Robert W. Johnson & Associates was retained to provide economic testimony in quantifying the present cash value of future lost earnings.
Location: San Francisco, California
Case: Dr. Doe v. White General Contractor Company, et al.
Court: San Francisco Superior Court.
Plaintiff’s Attorneys: Cynthia Bernet-McGuinn and Miles B. Cooper of the Law Offices of William L. Veen, San Francisco, California.
Judge: Hon. Donald Mitchell.
Case Synopsis: On February 28, 2001, Dr. Doe, an orthopedic resident, was attending an orthopedic surgery convention in San Francisco. As he and some colleagues were walking on the sidewalk near the corner of Third Street and Mission in front of the Argent Hotel, a 2 ft. by 8 ft. piece of ¾ inch plywood, weighing about 40 pounds, fell from a 22-story high rise construction project across the street. The board struck Dr. Doe, barely missing his head but striking him on the left shoulder with sufficient force to knock him to the ground. As a result of this event, Dr. Doe suffered severe bruising and a stretching of the nerves in his brachial plexus, the branch of nerves which extend through the shoulder from the cervical spine and provide control to the muscles of the left shoulder, arm and hand. Dr. Doe was taken to the emergency room at San Francisco General Hospital and then released. He returned to work with no missed time. The total cost of his medical treatment was $2,000.
Gradually, the injured nerves resulted in a wasting injury of small muscles in his back.

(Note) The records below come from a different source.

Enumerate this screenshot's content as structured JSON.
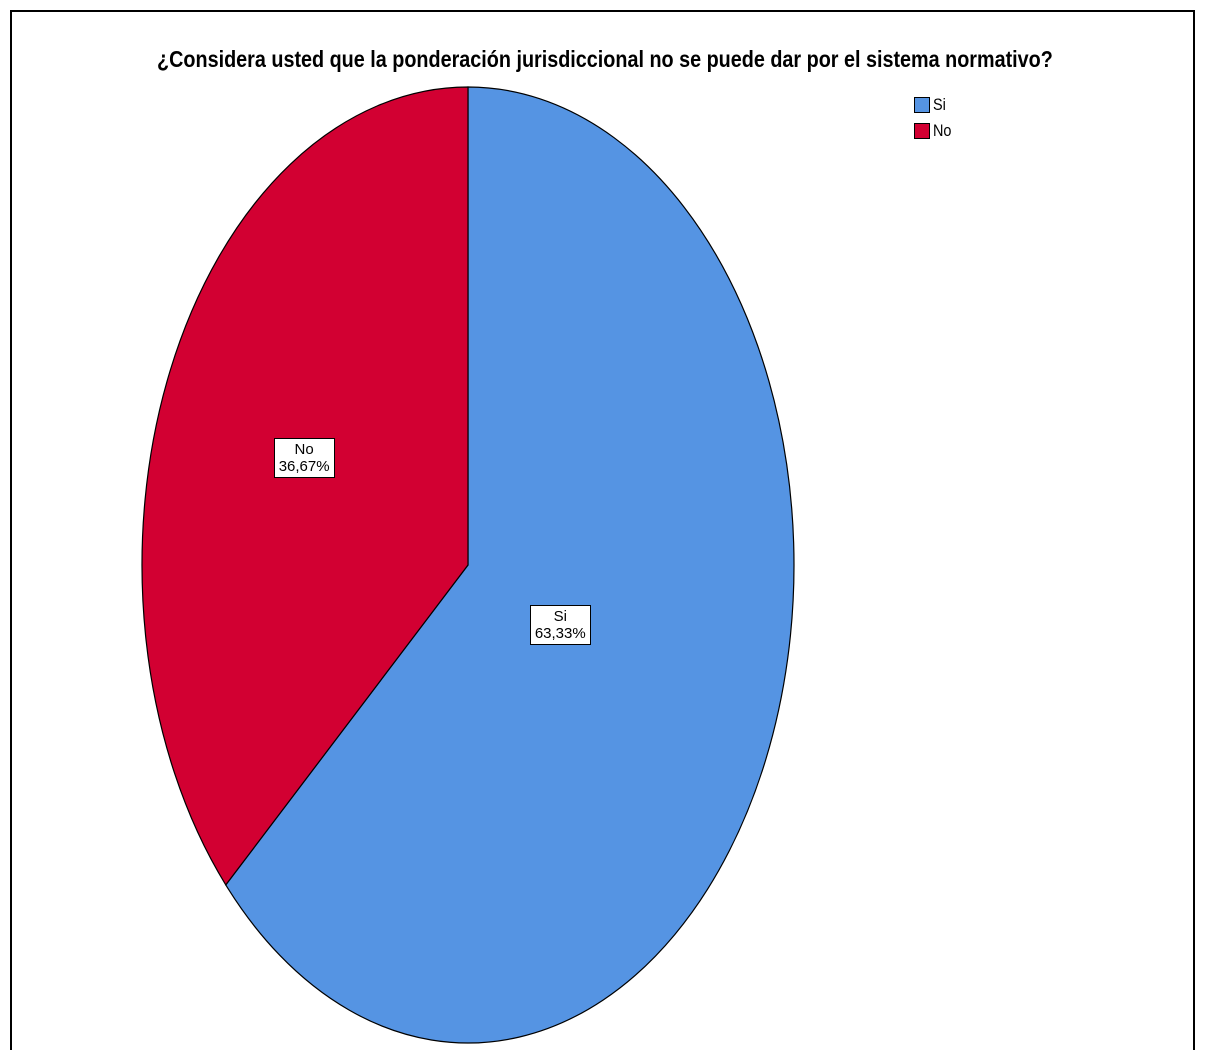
{
  "chart_data": {
    "type": "pie",
    "title": "¿Considera usted que la ponderación jurisdiccional no se puede dar por el sistema normativo?",
    "legend_position": "top-right",
    "slices": [
      {
        "name": "Si",
        "value": 63.33,
        "label": "63,33%",
        "color": "#5594e3"
      },
      {
        "name": "No",
        "value": 36.67,
        "label": "36,67%",
        "color": "#d20032"
      }
    ]
  }
}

Dr. Doe lost some grip strength, and ability to hold heavy objects for prolonged periods, in his left arm. Dr. Doe had been an above average resident, and his earnings in his first three years of practice grew from $95,000 to over $400,000. This financial performance was well above the median for a surgeon of Dr. Doe’s experience. His treating doctors and experts testified that he had a mild brachial plexus injury and that he suffered a loss in his earning capacity as a result of his inability to perform certain types of surgeries. Dr. Doe will be relegated to the earnings level of either an instructor ($125,000) or a part-time general surgeon ($204,500). Defendants asserted that he had either residual injuries from a dislocated shoulder in high school or carpal tunnel syndrome as a result of his surgical practice and had no loss of earning capacity.